The ASX had to defend its decision to allow such floats after the Australian Securities & Investment Commission noted that a third of such companies did not meet their continuous disclosure obligations.
Recent notable failures include ASX-listed Chinese finance company, Zheng He Global Capital, which collapsed last year after $20 million went missing from its bank account in China. Another example is technology company Nexbis, which was privatised at a painful discount after it struggled to collect on large Chinese and Malaysian contracts.
Let’s not forget marine engineering firm Miclyn Express Offshore (MIO). The two biggest shareholders in the Bermuda-registered and Singapore-headquartered company are being accused by some analysts of trying to privatise the company by stealth without paying an appropriate premium to minority investors. Miclyn Express is not subject to Australian corporate law that prevents a single investor from taking a greater than 20% stake without making a formal takeover bid.
I have previously written about how IPOs generally underperform the broader market on the whole in the first few months of listing. I suspect the underperformance is even more extreme for offshore companies on the ASX.
There are some notable success stories in this space, such as Asian property online company iProperty Group (IPP) and Chinese software developer TTG Mobile Coupon Services (TUP), but these positive examples are few and far between.
The general lack of transparency and the illiquid nature of these investments are key reasons why investors need to really do their homework before applying for shares.
I believe foreign companies listing here should be treated as “guilty until proven innocent”, and that probably sums up the reason why most professional small cap investors steer clear of such IPOs.

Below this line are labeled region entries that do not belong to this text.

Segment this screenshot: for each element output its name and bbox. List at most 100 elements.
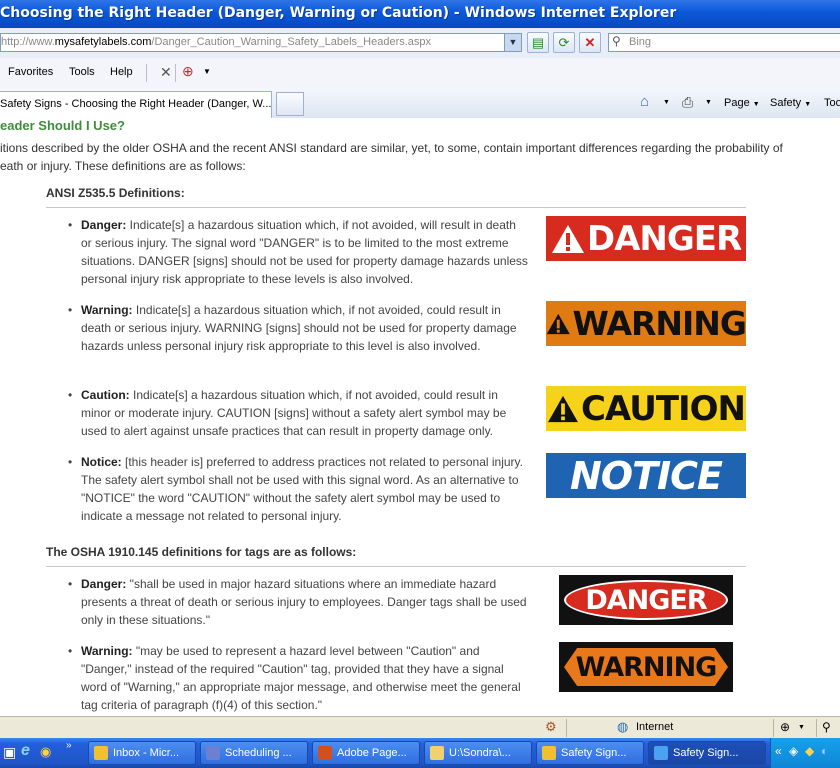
sign-word: WARNING [575,651,718,683]
taskbar-item[interactable]: Scheduling ... [200,741,308,765]
menu-bar: Favorites Tools Help ✕ ⊕ ▼ [0,58,840,89]
bullet: • [68,218,73,232]
item-term: Danger: [81,218,127,232]
protected-mode-icon[interactable]: ⊕ [780,720,790,734]
taskbar-item-label: Inbox - Micr... [113,747,180,759]
addon-dropdown-icon[interactable]: ▼ [203,67,211,76]
divider [46,207,746,208]
tools-menu[interactable]: Too [824,97,840,109]
osha-item-danger: • Danger: "shall be used in major hazard… [68,575,528,629]
intro-line-2: eath or injury. These definitions are as… [0,159,246,173]
menu-help[interactable]: Help [110,66,133,78]
page-menu[interactable]: Page ▼ [724,97,760,109]
tray-expand-icon[interactable]: « [775,744,782,758]
item-text: Indicate[s] a hazardous situation which,… [81,218,528,286]
tab-bar: Safety Signs - Choosing the Right Header… [0,88,840,119]
zoom-icon[interactable]: ⚲ [822,720,831,734]
ansi-notice-sign: NOTICE [546,453,746,498]
sign-word: NOTICE [569,453,723,498]
osha-danger-tag: DANGER [559,575,733,625]
stop-icon[interactable]: ✕ [579,32,601,53]
taskbar-item-label: Scheduling ... [225,747,292,759]
calendar-icon [206,746,220,760]
search-icon: ⚲ [612,34,621,48]
tray-volume-icon[interactable]: ◐ [821,744,828,758]
page-content: eader Should I Use? itions described by … [0,118,840,716]
sign-word: CAUTION [580,388,746,429]
intro-line-1: itions described by the older OSHA and t… [0,141,783,155]
status-separator [816,719,817,737]
divider [46,566,746,567]
outlook-quicklaunch-icon[interactable]: ◉ [40,744,51,760]
safety-menu-label: Safety [770,97,802,109]
safety-menu[interactable]: Safety ▼ [770,97,811,109]
close-toolbar-icon[interactable]: ✕ [160,64,172,81]
popup-blocked-icon[interactable]: ⚙ [545,719,557,735]
menu-separator [175,64,176,82]
address-dropdown-icon[interactable]: ▼ [504,34,521,51]
new-tab-button[interactable] [276,92,304,116]
outlook-message-icon [542,746,556,760]
quicklaunch-overflow-icon[interactable]: » [66,740,72,751]
taskbar-item[interactable]: Inbox - Micr... [88,741,196,765]
osha-warning-tag: WARNING [559,642,733,692]
item-text: "may be used to represent a hazard level… [81,644,521,712]
ansi-item-notice: • Notice: [this header is] preferred to … [68,453,528,525]
item-term: Warning: [81,644,133,658]
item-text: Indicate[s] a hazardous situation which,… [81,388,507,438]
show-desktop-icon[interactable]: ▣ [3,744,16,761]
intro-paragraph: itions described by the older OSHA and t… [0,139,830,175]
protected-mode-dropdown-icon[interactable]: ▼ [798,724,805,731]
taskbar-item-label: Safety Sign... [673,747,739,759]
tray-network-icon[interactable]: ◈ [789,744,798,758]
compatibility-view-icon[interactable]: ▤ [527,32,549,53]
ansi-caution-sign: CAUTION [546,386,746,431]
safety-alert-icon [548,395,578,422]
window-title-bar[interactable]: Choosing the Right Header (Danger, Warni… [0,0,840,28]
taskbar-item[interactable]: Safety Sign... [536,741,644,765]
address-toolbar: http://www.mysafetylabels.com/Danger_Cau… [0,28,840,59]
bullet: • [68,577,73,591]
tab-active-label: Safety Signs - Choosing the Right Header… [0,98,272,110]
ie-quicklaunch-icon[interactable]: e [21,742,30,760]
item-term: Warning: [81,303,133,317]
addon-icon[interactable]: ⊕ [182,63,194,80]
taskbar-item-active[interactable]: Safety Sign... [648,741,766,765]
tray-shield-icon[interactable]: ◆ [805,744,814,758]
taskbar-item-label: Safety Sign... [561,747,627,759]
home-icon[interactable]: ⌂ [640,93,649,110]
home-dropdown-icon[interactable]: ▼ [663,99,670,106]
status-bar: ⚙ ◍ Internet ⊕ ▼ ⚲ [0,716,840,739]
page-menu-label: Page [724,97,750,109]
sign-word: DANGER [585,584,707,616]
item-text: [this header is] preferred to address pr… [81,455,523,523]
adobe-icon [318,746,332,760]
url-prefix: http://www. [1,36,55,48]
tab-active[interactable]: Safety Signs - Choosing the Right Header… [0,91,272,118]
bullet: • [68,455,73,469]
taskbar-item-label: U:\Sondra\... [449,747,511,759]
taskbar-item[interactable]: Adobe Page... [312,741,420,765]
search-placeholder: Bing [629,36,652,48]
url-domain: mysafetylabels.com [54,36,152,48]
item-term: Danger: [81,577,127,591]
status-separator [773,719,774,737]
url-path: /Danger_Caution_Warning_Safety_Labels_He… [151,36,432,48]
print-dropdown-icon[interactable]: ▼ [705,99,712,106]
refresh-icon[interactable]: ⟳ [553,32,575,53]
print-icon[interactable]: ⎙ [682,94,693,111]
menu-tools[interactable]: Tools [69,66,95,78]
ansi-heading: ANSI Z535.5 Definitions: [46,186,185,200]
menu-favorites[interactable]: Favorites [8,66,53,78]
ie-icon [654,746,668,760]
bullet: • [68,644,73,658]
address-input[interactable]: http://www.mysafetylabels.com/Danger_Cau… [0,33,522,52]
search-input[interactable]: ⚲ Bing [608,33,840,52]
ansi-item-danger: • Danger: Indicate[s] a hazardous situat… [68,216,528,288]
taskbar: ▣ e ◉ » Inbox - Micr... Scheduling ... A… [0,738,840,768]
item-text: Indicate[s] a hazardous situation which,… [81,303,517,353]
safety-dropdown-icon: ▼ [804,101,812,108]
taskbar-item-label: Adobe Page... [337,747,407,759]
taskbar-item[interactable]: U:\Sondra\... [424,741,532,765]
sign-word: WARNING [572,304,747,343]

However, the chief investment officer for Celeste Funds Management, Frank Villante, believes it would be a mistake to disregard them totally.
“It doesn’t really matter to me where the company comes from; it’s more a question of what the business is and whether the numbers make sense,” he says.

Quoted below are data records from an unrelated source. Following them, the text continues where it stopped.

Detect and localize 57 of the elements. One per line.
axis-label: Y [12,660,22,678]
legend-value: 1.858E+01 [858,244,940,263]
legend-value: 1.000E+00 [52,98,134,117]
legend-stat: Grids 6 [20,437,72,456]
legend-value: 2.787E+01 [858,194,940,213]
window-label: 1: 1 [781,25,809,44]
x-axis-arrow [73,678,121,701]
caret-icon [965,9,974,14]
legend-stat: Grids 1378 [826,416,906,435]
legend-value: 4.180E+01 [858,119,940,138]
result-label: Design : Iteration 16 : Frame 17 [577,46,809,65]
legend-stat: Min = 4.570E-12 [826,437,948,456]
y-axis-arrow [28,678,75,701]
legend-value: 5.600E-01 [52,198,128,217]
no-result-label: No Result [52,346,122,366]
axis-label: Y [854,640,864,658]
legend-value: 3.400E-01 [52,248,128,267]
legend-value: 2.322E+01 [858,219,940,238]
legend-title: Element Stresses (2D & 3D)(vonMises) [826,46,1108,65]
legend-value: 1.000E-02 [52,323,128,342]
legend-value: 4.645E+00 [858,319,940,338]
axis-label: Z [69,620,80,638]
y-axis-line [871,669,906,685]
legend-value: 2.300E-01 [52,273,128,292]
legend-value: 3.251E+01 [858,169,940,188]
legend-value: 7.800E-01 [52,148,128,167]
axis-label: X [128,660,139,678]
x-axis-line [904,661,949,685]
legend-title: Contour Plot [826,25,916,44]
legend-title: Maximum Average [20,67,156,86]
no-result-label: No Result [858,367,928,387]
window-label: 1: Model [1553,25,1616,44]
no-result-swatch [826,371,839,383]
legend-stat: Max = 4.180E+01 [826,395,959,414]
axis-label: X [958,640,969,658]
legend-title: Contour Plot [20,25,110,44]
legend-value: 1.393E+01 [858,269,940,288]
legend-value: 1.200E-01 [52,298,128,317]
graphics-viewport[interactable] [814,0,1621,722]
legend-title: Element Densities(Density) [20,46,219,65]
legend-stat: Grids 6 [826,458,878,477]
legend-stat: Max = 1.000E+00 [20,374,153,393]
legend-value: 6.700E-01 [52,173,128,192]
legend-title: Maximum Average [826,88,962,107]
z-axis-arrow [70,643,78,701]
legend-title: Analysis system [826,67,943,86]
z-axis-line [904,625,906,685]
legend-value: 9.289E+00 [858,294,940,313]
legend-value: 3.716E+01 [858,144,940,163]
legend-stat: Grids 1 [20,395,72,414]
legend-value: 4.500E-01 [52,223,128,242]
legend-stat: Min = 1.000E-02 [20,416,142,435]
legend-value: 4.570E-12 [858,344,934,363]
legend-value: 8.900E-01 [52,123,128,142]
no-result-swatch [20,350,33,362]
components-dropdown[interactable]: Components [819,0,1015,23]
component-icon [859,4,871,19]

Ensuring that foreign ASX-IPOs are priced at a very attractive discount to Australian domiciled peers is only one of the boxes that needs to be checked.
The other important thing is to look at who is standing behind the company, and you can start by looking at who is on the board.

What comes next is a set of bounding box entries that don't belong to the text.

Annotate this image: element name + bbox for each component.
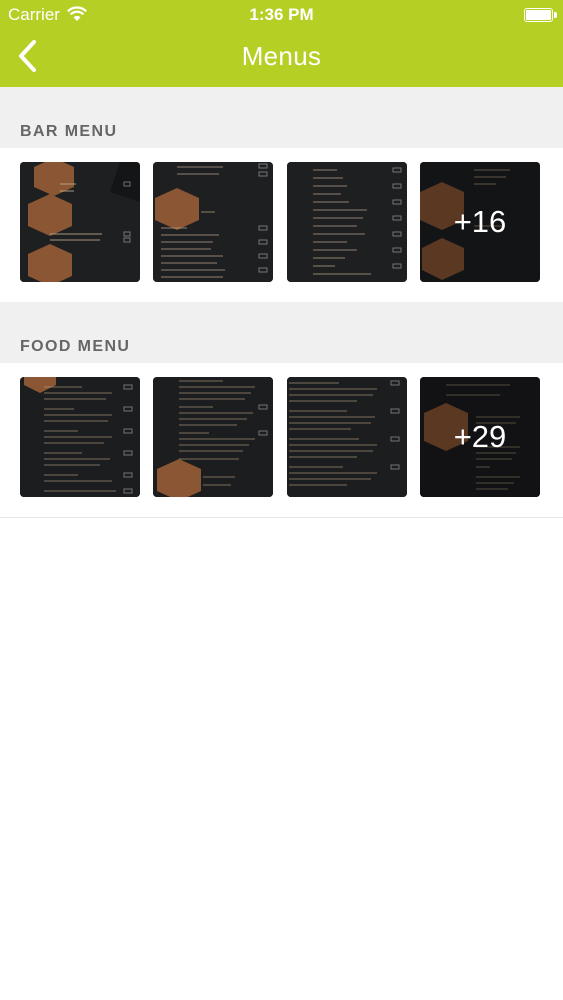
food-menu-thumbnail[interactable] <box>153 377 273 497</box>
food-menu-more-thumbnail[interactable]: +29 <box>420 377 540 497</box>
section-header-bar-menu: BAR MENU <box>0 87 563 148</box>
section-title: BAR MENU <box>20 123 118 140</box>
food-menu-thumbnail[interactable] <box>287 377 407 497</box>
section-title: FOOD MENU <box>20 338 131 355</box>
page-title: Menus <box>241 41 322 71</box>
menu-page-image <box>287 162 407 282</box>
bar-menu-thumbnail[interactable] <box>153 162 273 282</box>
bar-menu-thumbnail[interactable] <box>287 162 407 282</box>
bar-menu-gallery: +16 <box>0 148 563 303</box>
status-bar: Carrier 1:36 PM <box>0 0 563 30</box>
menu-page-image <box>287 377 407 497</box>
status-time: 1:36 PM <box>249 5 314 24</box>
more-photos-overlay: +16 <box>420 162 540 282</box>
navigation-bar: Carrier 1:36 PM Menus <box>0 0 563 87</box>
food-menu-thumbnail[interactable] <box>20 377 140 497</box>
food-menu-gallery: +29 <box>0 363 563 518</box>
menu-page-image <box>153 377 273 497</box>
section-header-food-menu: FOOD MENU <box>0 302 563 363</box>
more-photos-count: +29 <box>453 419 507 454</box>
more-photos-count: +16 <box>453 204 507 239</box>
bar-menu-more-thumbnail[interactable]: +16 <box>420 162 540 282</box>
bar-menu-thumbnail[interactable] <box>20 162 140 282</box>
menu-page-image <box>20 377 140 497</box>
menu-page-image <box>20 162 140 282</box>
more-photos-overlay: +29 <box>420 377 540 497</box>
battery-icon <box>524 8 557 22</box>
menu-page-image <box>153 162 273 282</box>
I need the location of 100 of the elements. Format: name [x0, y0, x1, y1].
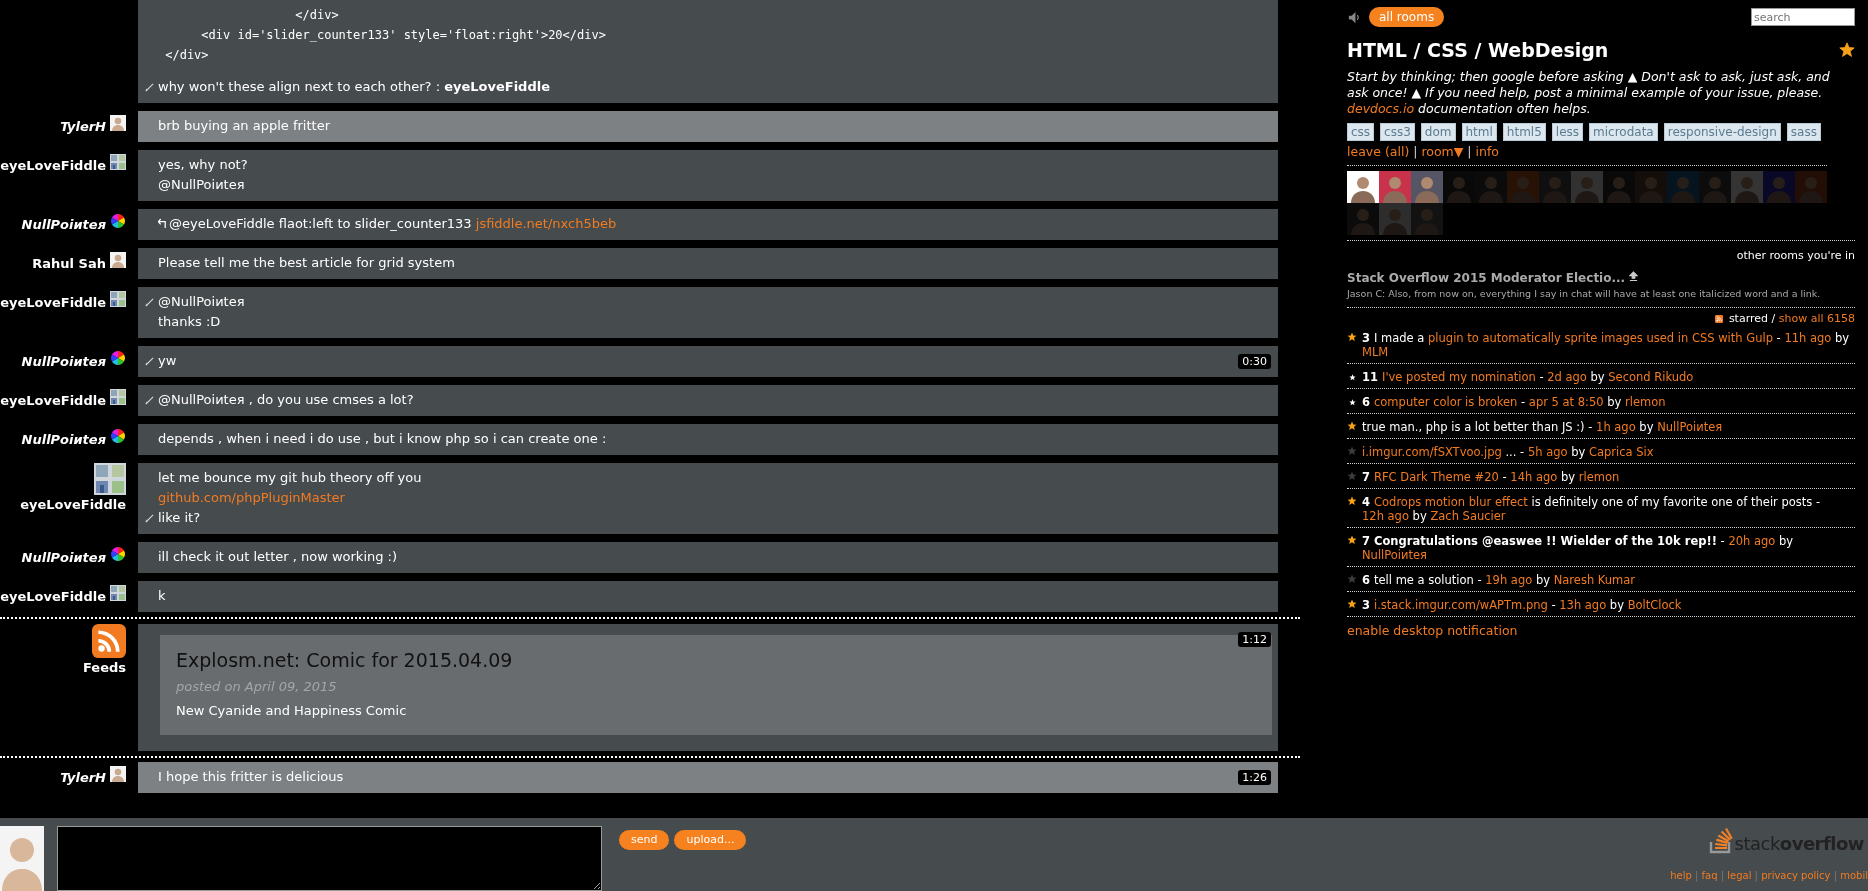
link[interactable]: 20h ago — [1728, 534, 1776, 548]
link[interactable]: leave — [1347, 144, 1381, 159]
notification-link[interactable]: enable desktop notification — [1347, 623, 1855, 638]
tag[interactable]: microdata — [1589, 123, 1658, 141]
star-icon[interactable] — [1347, 599, 1357, 609]
link[interactable]: 14h ago — [1510, 470, 1558, 484]
link[interactable]: 13h ago — [1559, 598, 1607, 612]
room-name[interactable]: Stack Overflow 2015 Moderator Electio... — [1347, 271, 1626, 285]
color-wheel-icon[interactable] — [110, 428, 126, 444]
link[interactable]: Codrops motion blur effect — [1374, 495, 1528, 509]
link[interactable]: RFC Dark Theme #20 — [1374, 470, 1499, 484]
tag[interactable]: less — [1551, 123, 1584, 141]
link[interactable]: plugin to automatically sprite images used in CSS with Gulp — [1428, 331, 1773, 345]
user-avatar[interactable] — [110, 115, 126, 131]
color-wheel-icon[interactable] — [110, 213, 126, 229]
tag[interactable]: css3 — [1380, 123, 1415, 141]
link[interactable]: 11h ago — [1784, 331, 1832, 345]
link[interactable]: NullPoiиteя — [1657, 420, 1723, 434]
room-description: Start by thinking; then google before asking ▲ Don't ask to ask, just ask, and ask once! ▲ If you need help, post a minimal example of your issue, please. devdocs.io documentation often helps. — [1347, 69, 1831, 117]
tag[interactable]: css — [1347, 123, 1375, 141]
link[interactable]: devdocs.io — [1347, 101, 1415, 116]
color-wheel-icon[interactable] — [110, 350, 126, 366]
user-avatar — [0, 826, 44, 891]
checkmark-icon[interactable] — [145, 514, 154, 523]
checkmark-icon[interactable] — [145, 83, 154, 92]
star-icon[interactable] — [1348, 399, 1356, 406]
link[interactable]: i.stack.imgur.com/wAPTm.png — [1374, 598, 1548, 612]
link[interactable]: 19h ago — [1485, 573, 1533, 587]
starred-heading: starred / show all 6158 — [1728, 312, 1855, 325]
link[interactable]: (all) — [1380, 144, 1414, 159]
link[interactable]: rlemon — [1578, 470, 1620, 484]
starred-message: 3 I made a plugin to automatically sprite images used in CSS with Gulp - 11h ago by MLM — [1362, 331, 1851, 359]
username[interactable]: Feeds — [82, 660, 126, 675]
checkmark-icon[interactable] — [145, 298, 154, 307]
code-line: <div id='slider_counter133' style='float:right'>20</div> — [200, 28, 606, 42]
link[interactable]: 5h ago — [1527, 445, 1568, 459]
message-text: k — [158, 588, 166, 603]
logo-icon[interactable] — [1708, 826, 1733, 854]
username[interactable]: eyeLoveFiddle — [0, 585, 106, 604]
color-wheel-icon[interactable] — [110, 546, 126, 562]
link[interactable]: Naresh Kumar — [1553, 573, 1636, 587]
username[interactable]: Rahul Sah — [32, 252, 106, 271]
tag[interactable]: html — [1461, 123, 1497, 141]
rss-icon[interactable] — [1714, 314, 1723, 323]
link[interactable]: computer color is broken — [1374, 395, 1518, 409]
user-avatar[interactable] — [1411, 171, 1443, 203]
username[interactable]: NullPoiиteя — [21, 428, 106, 447]
link[interactable]: 2d ago — [1547, 370, 1587, 384]
feed-title[interactable]: Explosm.net: Comic for 2015.04.09 — [176, 647, 1256, 673]
link[interactable]: Zach Saucier — [1430, 509, 1506, 523]
star-icon[interactable] — [1348, 374, 1356, 381]
search-field[interactable]: search — [1751, 8, 1855, 26]
message-text: I hope this fritter is delicious — [158, 769, 344, 784]
message-text: yes, why not? — [158, 157, 248, 172]
username[interactable]: NullPoiиteя — [21, 546, 106, 565]
username[interactable]: NullPoiиteя — [21, 213, 106, 232]
star-icon[interactable] — [1839, 42, 1855, 58]
star-icon[interactable] — [1347, 421, 1357, 431]
link[interactable]: 12h ago — [1362, 509, 1409, 523]
tag[interactable]: sass — [1786, 123, 1821, 141]
star-icon[interactable] — [1347, 574, 1357, 584]
star-icon[interactable] — [1347, 471, 1357, 481]
checkmark-icon[interactable] — [145, 357, 154, 366]
star-icon[interactable] — [1347, 446, 1357, 456]
link[interactable]: 1h ago — [1596, 420, 1636, 434]
star-icon[interactable] — [1347, 332, 1357, 342]
link[interactable]: rlemon — [1625, 395, 1666, 409]
message-text: thanks :D — [158, 314, 221, 329]
starred-message: 7 Congratulations @easwee !! Wielder of the 10k rep!! - 20h ago by NullPoiиteя — [1362, 534, 1795, 562]
link[interactable]: info — [1475, 144, 1499, 159]
username[interactable]: TylerH — [60, 766, 106, 785]
star-icon[interactable] — [1347, 496, 1357, 506]
link[interactable]: Second Rikudo — [1608, 370, 1694, 384]
message-text: why won't these align next to each other? : eyeLoveFiddle — [158, 79, 550, 94]
username[interactable]: NullPoiиteя — [21, 350, 106, 369]
link[interactable]: NullPoiиteя — [1362, 548, 1427, 562]
link[interactable]: show all 6158 — [1778, 312, 1855, 325]
tag[interactable]: html5 — [1502, 123, 1546, 141]
link[interactable]: Caprica Six — [1588, 445, 1654, 459]
username[interactable]: eyeLoveFiddle — [0, 291, 106, 310]
link[interactable]: i.imgur.com/fSXTvoo.jpg — [1362, 445, 1502, 459]
username[interactable]: eyeLoveFiddle — [0, 389, 106, 408]
link[interactable]: BoltClock — [1627, 598, 1682, 612]
user-avatar[interactable] — [110, 766, 126, 782]
link[interactable]: room▼ — [1421, 144, 1464, 159]
tag[interactable]: responsive-design — [1663, 123, 1781, 141]
user-avatar[interactable] — [110, 252, 126, 268]
link[interactable]: apr 5 at 8:50 — [1528, 395, 1604, 409]
tag[interactable]: dom — [1420, 123, 1456, 141]
reply-arrow-icon[interactable] — [158, 218, 167, 229]
link[interactable]: I've posted my nomination — [1382, 370, 1536, 384]
link[interactable]: MLM — [1362, 345, 1389, 359]
checkmark-icon[interactable] — [145, 396, 154, 405]
user-avatar[interactable] — [1347, 171, 1379, 203]
message-input[interactable] — [57, 826, 602, 891]
username[interactable]: TylerH — [60, 115, 106, 134]
username[interactable]: eyeLoveFiddle — [20, 497, 126, 512]
username[interactable]: eyeLoveFiddle — [0, 154, 106, 173]
star-icon[interactable] — [1347, 535, 1357, 545]
arrow-up-icon[interactable] — [1629, 271, 1639, 282]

“You probably would want majority Australian independent non-executive directors at a bare minimum, and an independent non-exec chairman who is Australian-based ,” said the portfolio manager from OC Funds Management, Rob Frost.
The other thing to look for is the accountants, lawyers and brokers working on the deal. Having proven and recognised advisors is a good sign, as they should ensure the company looking to list will meet the local governance standards that are expected of them.
Cultural differences can often make governance the biggest obstacle to a successful listing. For instance, the way business is conducted in China is very different to how it is done in Australia. An advisor, who didn’t wish to be named, told Eureka Report that Chinese company executives are often surprised that handing money under the table is a big no-no in Australia.
There is also often a problem with related-party transactions. In many Asian countries, business is done based on relationships, and the concept of “arms-length” transactions is seen as alien. The good news is that the cultural divide is closing.
Villante also thinks investors should look to see if the company in question has a verifiable track record in running the business, and for the reason why it wants to list in Australia. Floating here because of “face” or “prestige” is not enough of a good reason, in his book.
Perhaps the biggest advantage of looking at an offshore company’s float is the diversification benefit it can bring. It is more challenging for Australian-based companies, particularly the smaller ones, to benefit from overseas trends.
On the other hand, floats like Sunbridge Group and 99 Wuxian give investors direct exposure to the tectonic transformation of China’s economy from exports to consumerism.